Scenario details
The cloud-init logic that is mentioned in the "Summary" section is currently known to exist in Azure images for Ubuntu 18.04 in addition to the Public Preview RHEL 7.4/7.5/7.6 and CentOS 7.4 cloud-init images. It may also exist in custom images using these operating systems.
If you enable one of the following features while you provision one of the Linux images, you may see additional, unexpected keys in an .ssh/authorized_keys file, such as any of the following:
- Managed identity
- Extensions with protected settings
- Deploy a VM with Key Vault Keys in a VM
Identify and remediate existing VMs
Identify
To check whether you have additional keys, review the authorized keys file (vi .ssh/authorized_keys file) to determine whether any additional keys that you didn’t intend to include have been added.
It is safe to manually remove any additional ssh public keys that might have been added. This will not affect the features that are deployed together with the VM. Also, it will not affect your specified SSH key pair for authentication.
If you do not know or cannot differentiate which public keys in the .ssh/authorized_keys file you specified for authentication, follow these steps:
- Review your deployment templates:
- ssh public keys
- ssh keys in cloud-init configuration
- Retrieve the deployed ssh keys at creation time from inside the VM, if you have sudo/root access. To do this, follow these steps:
- Check the cloud-init configuration that was passed in CustomData:
sudo cat /var/lib/waagent/ovf-env.xml | grep "<ns1:CustomData>"
Use the CustomData value and then use base64 decode to get the public keys that you deployed:
echo "<customData value>" | base64 -D
- Alternatively, check the Instance Meta Data Service (IMDS) to see the ssh public key that was passed in the ssh public key property of the VM Create:
curl -H Metadata:true "http://169.254.169.254/metadata/instance/compute/publicKeys?api-version=2018-04-02&format=json"
Remediate
If you have identified additional certificates that you did not intend to deploy to the VM, you can remove these by erasing the corresponding line from the authorized_keys file.
Run the remediation by connecting to the VM interactively, or use either the Custom Script Extension or the RunCommand across multiple VMs.
VMs deployed by using extensions that have protected settings or a managed identity
Use the following script to remove public keys from certificates in which the VM was deployed with extensions or managed identity.
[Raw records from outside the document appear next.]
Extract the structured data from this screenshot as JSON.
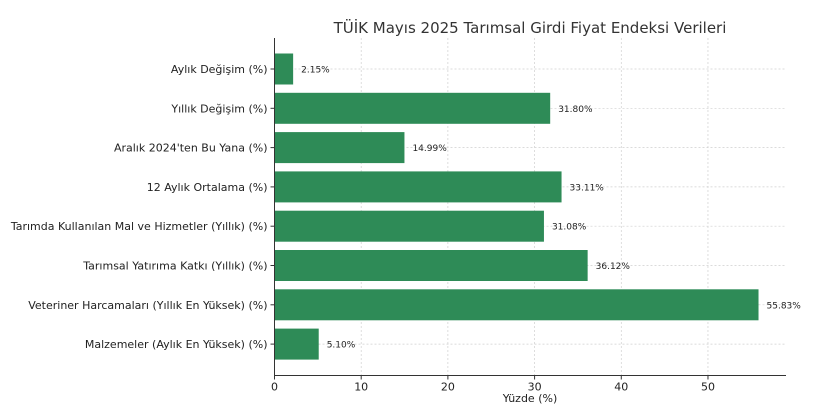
{
  "chart_data": {
    "type": "bar",
    "orientation": "horizontal",
    "title": "TÜİK Mayıs 2025 Tarımsal Girdi Fiyat Endeksi Verileri",
    "xlabel": "Yüzde (%)",
    "ylabel": "",
    "xlim": [
      0,
      59
    ],
    "xticks": [
      0,
      10,
      20,
      30,
      40,
      50
    ],
    "grid": true,
    "bar_color": "#2e8b57",
    "categories": [
      "Aylık Değişim (%)",
      "Yıllık Değişim (%)",
      "Aralık 2024'ten Bu Yana (%)",
      "12 Aylık Ortalama (%)",
      "Tarımda Kullanılan Mal ve Hizmetler (Yıllık) (%)",
      "Tarımsal Yatırıma Katkı (Yıllık) (%)",
      "Veteriner Harcamaları (Yıllık En Yüksek) (%)",
      "Malzemeler (Aylık En Yüksek) (%)"
    ],
    "values": [
      2.15,
      31.8,
      14.99,
      33.11,
      31.08,
      36.12,
      55.83,
      5.1
    ],
    "value_labels": [
      "2.15%",
      "31.80%",
      "14.99%",
      "33.11%",
      "31.08%",
      "36.12%",
      "55.83%",
      "5.10%"
    ]
  }
}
This will not remove keys that were specified when you deployed a VM, or if the VM was deployed with Key Vault keys.
Important
We recommend that you back up the authorized_keys file before you run this script.
#!/bin/bash
set -e
# /var/lib/waagent has *.crt files that include the crt files corresponding to
# the user provided public keys and one additional .crt file from MSI.
# This script converts the content of the .crt file into the ssh public key and
# remove it from the authorized_keys file
readarray -t CRT_FILES < <(grep -l -E "(Microsoft.ManagedIdentity|Windows Azure)" /var/lib/waagent/*.crt)
for ((i=0; i < ${#CRT_FILES[@]}; i++))
do
PUBKEY=$(openssl x509 -in "${CRT_FILES[$i]}" -pubkey -noout | ssh-keygen -f /dev/stdin -i -m PKCS8)
sed -i -e "\@$PUBKEY@d" $HOME/.ssh/authorized_keys
Done
After the script has run, check the ssh/authorized_keys file to ensure only the known public key(s) are present.
VMs deployed with Key Vault Secrets
To identify whether the key was added when deployed with Key Vault Keys, follow these steps:
- Get the name of the Key Vault certificate that you deployed by using the VM, review deployment code Az CLI or ARM templates, or run this Az CLI:
az vm show --resource-group <resourceGroupName> --name <vmName> | grep certificateUrl
The response will show the certificate name:
"certificateUrl": "https://<keyVaultname>.vault.azure.net/secrets/<certName>/xxxxxxxxxxxxx"
- Download the certificate:
az keyvault certificate download --vault-name <keyVaultName> --name <certName> --encoding PEM --file public.pem
- Extract the public key:
openssl x509 -in public.pm -pubkey -noout | ssh-keygen -f /dev/stdin -i -m PKCS8
- Compare the output from the previous step to the remaining certs in the ssh/authorized_keys file.